Le gouverneur ajoute pour sa part, que les actions de l’agence, ont entraîné justement l’augmentation exponentielle du nombre d’abonnés, la baisse progressive des tarifs des communications, l’extension de la couverture des réseaux et la diversification des produits et services offerts par les opérateurs et exploitants des télécommunications. Tout ceci relève du domaine du discours politique comme on a coutume de dire, car sur le terrain, la réalité est toujours différente. S’il faut parler de couverture réseau par exemple, aucun consommateur n’exagère quand il se plaint de la mauvaise qualité des réseaux depuis plusieurs mois au Cameroun. Concernant la baisse des tarifs sus citée, forcément ça fait naître un sourire narquois aux lèvres, puisque le coût de la communication est toujours aussi cher. L’ART se défend et rappelle que depuis 2001, de 400F CFA, la minute de communication est passée à 150 F voire à 100F CFA la minute au niveau des call box.
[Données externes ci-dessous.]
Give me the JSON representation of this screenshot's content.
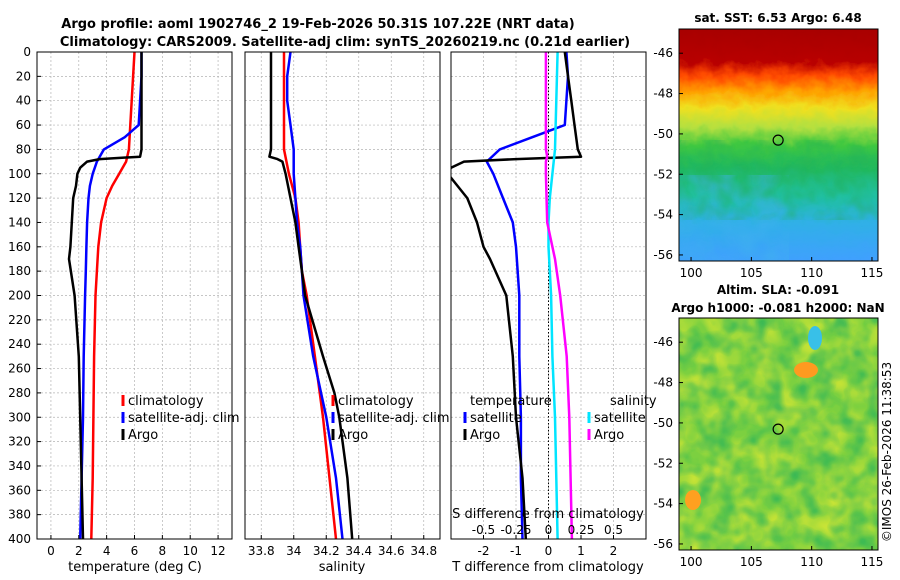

Ce n’est pas assez, réagissent les associations des consommateurs. Il Faudrait par exemple que le sms coûte 25 F CFA, disait Dellor Magellan Kamguaing, président de la ligue nationale des consommateurs du Cameroun, au cours d’une interview. Comme ses collègues, il exige que les droits des consommateurs soient protégés et respectés.

Restent attendues, les résolutions qui vont sortir du séminaire de Douala au soir de ce vendredi, 17 juillet 2009.